Transformer-Guided Deep Reinforcement Learning for Optimal Takeoff Trajectory Design of an eVTOL Drone
Pith reviewed 2026-05-17 20:17 UTC · model grok-4.3
The pith
Transformer-guided DRL trains eVTOL takeoff trajectories with 25 percent of the steps needed by standard reinforcement learning.
A machine-rendered reading of the paper's core claim, the machinery that carries it, and where it could break.
Core claim
The transformer-guided DRL agent learned to take off with 4.57×10^6 time steps, representing 25 percent of the 19.79×10^6 time steps needed by a vanilla DRL agent. It achieved 97.2 percent accuracy on the optimal energy consumption compared against the simulation-based optimal reference, while the vanilla DRL achieved 96.1 percent accuracy. The transformer works by exploring a realistic state space at each time step using power and wing angle to the vertical as control variables.
What carries the argument
The transformer module that, at each time step, identifies and prioritizes realistic regions of the state space to guide the reinforcement learning agent's exploration and policy updates.
If this is right
- Training converges with roughly one-quarter the number of environment interactions required by unguided DRL.
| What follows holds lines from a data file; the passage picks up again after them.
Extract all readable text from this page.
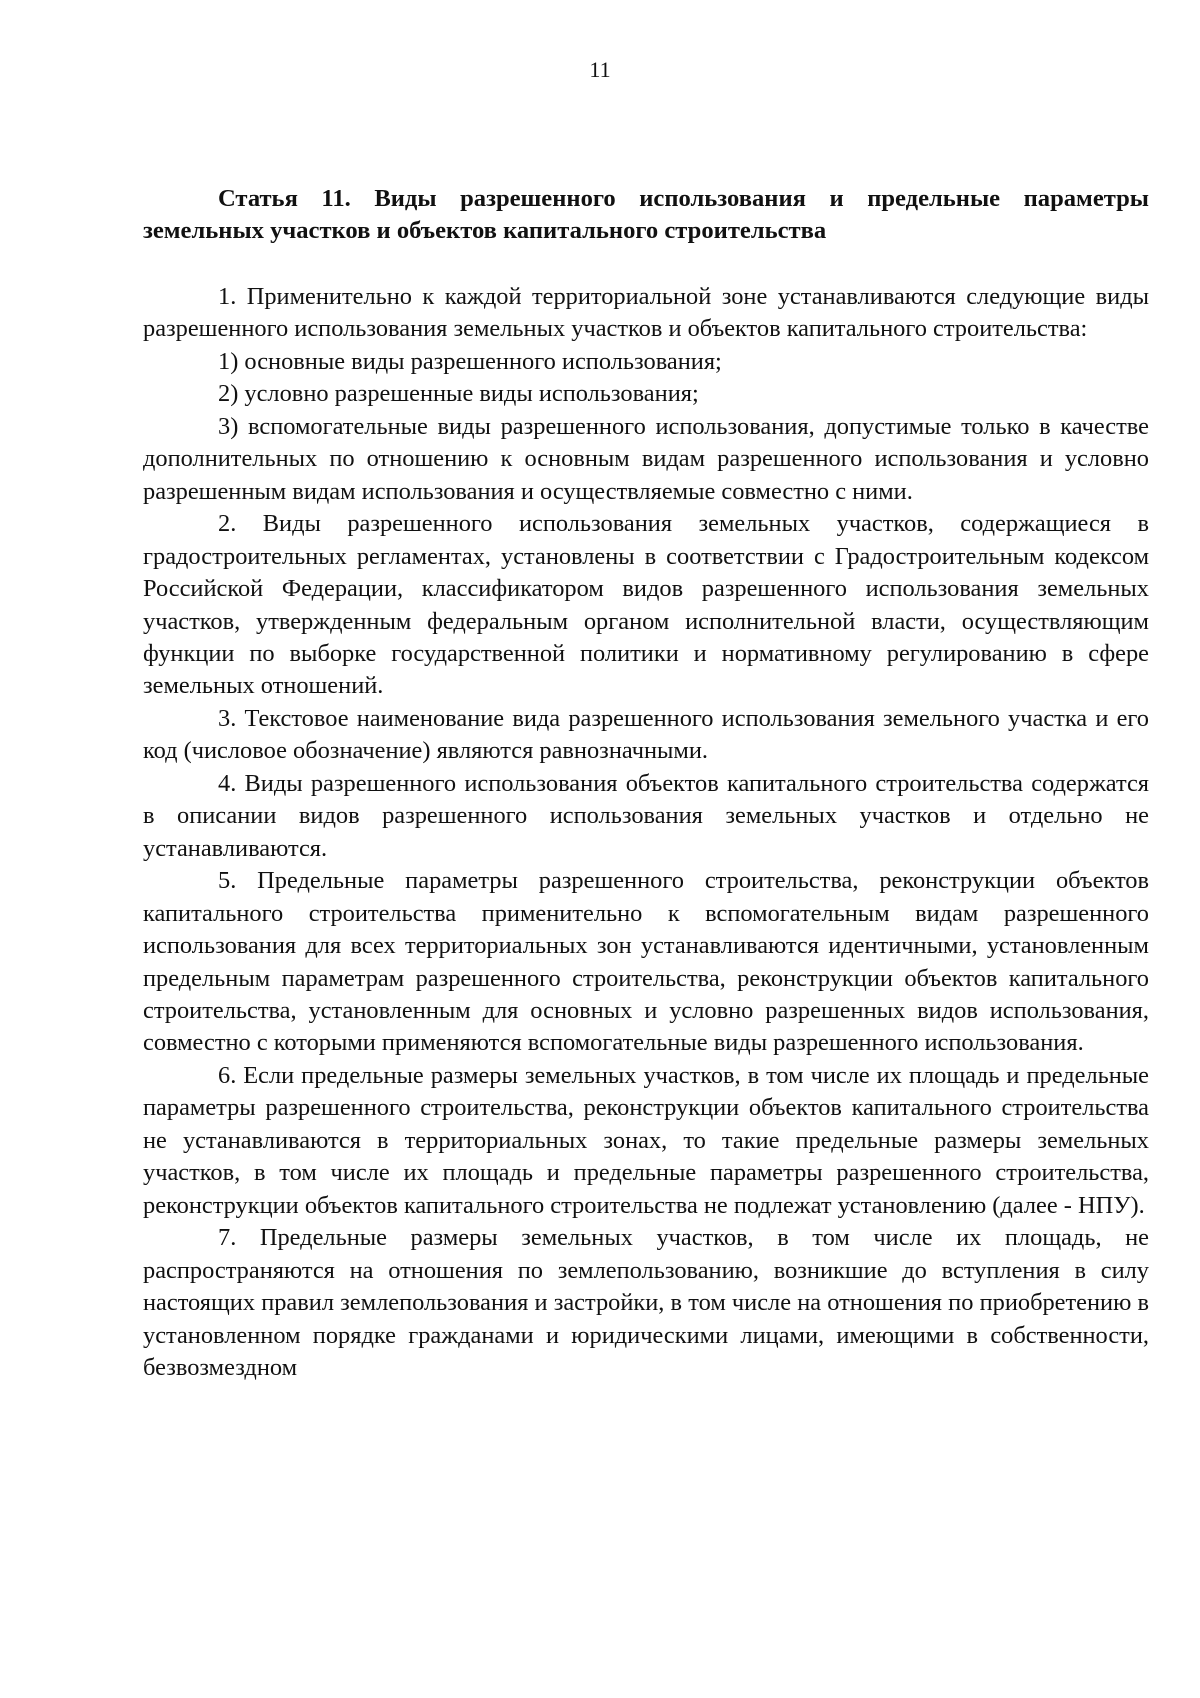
11

Статья 11. Виды разрешенного использования и предельные параметры земельных участков и объектов капитального строительства

1. Применительно к каждой территориальной зоне устанавливаются следующие виды разрешенного использования земельных участков и объектов капитального строительства:

1) основные виды разрешенного использования;

2) условно разрешенные виды использования;

3) вспомогательные виды разрешенного использования, допустимые только в качестве дополнительных по отношению к основным видам разрешенного использования и условно разрешенным видам использования и осуществляемые совместно с ними.

2. Виды разрешенного использования земельных участков, содержащиеся в градостроительных регламентах, установлены в соответствии с Градостроительным кодексом Российской Федерации, классификатором видов разрешенного использования земельных участков, утвержденным федеральным органом исполнительной власти, осуществляющим функции по выборке государственной политики и нормативному регулированию в сфере земельных отношений.

3. Текстовое наименование вида разрешенного использования земельного участка и его код (числовое обозначение) являются равнозначными.

4. Виды разрешенного использования объектов капитального строительства содержатся в описании видов разрешенного использования земельных участков и отдельно не устанавливаются.

5. Предельные параметры разрешенного строительства, реконструкции объектов капитального строительства применительно к вспомогательным видам разрешенного использования для всех территориальных зон устанавливаются идентичными, установленным предельным параметрам разрешенного строительства, реконструкции объектов капитального строительства, установленным для основных и условно разрешенных видов использования, совместно с которыми применяются вспомогательные виды разрешенного использования.

6. Если предельные размеры земельных участков, в том числе их площадь и предельные параметры разрешенного строительства, реконструкции объектов капитального строительства не устанавливаются в территориальных зонах, то такие предельные размеры земельных участков, в том числе их площадь и предельные параметры разрешенного строительства, реконструкции объектов капитального строительства не подлежат установлению (далее - НПУ).

7. Предельные размеры земельных участков, в том числе их площадь, не распространяются на отношения по землепользованию, возникшие до вступления в силу настоящих правил землепользования и застройки, в том числе на отношения по приобретению в установленном порядке гражданами и юридическими лицами, имеющими в собственности, безвозмездном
- The final policy satisfies the takeoff constraints on vertical displacement and horizontal velocity.
- Energy use lies within three percent of the value obtained from a separate simulation-based optimizer.
- The same guidance structure can be reused for other eVTOL trajectory problems that share the same state and action structure.
Where Pith is reading between the lines
- The same transformer guidance pattern could shorten training for landing or transition-to-cruise phases without new algorithm development.
- If the state-space pruning remains accurate under sensor noise, the method may transfer to onboard hardware with modest additional tuning.
- Extending the transformer to output uncertainty estimates could allow the agent to request more samples only in ambiguous regions.
Load-bearing premise
The transformer can reliably select realistic state-space regions without systematically excluding high-reward trajectories or biasing the learned policy away from true optimality.
What would settle it
A new high-fidelity simulation run in which the final energy consumption of the transformer-guided policy exceeds the known simulation-based optimum by more than a few percent, or in which a vanilla DRL agent reaches comparable performance with similar total steps.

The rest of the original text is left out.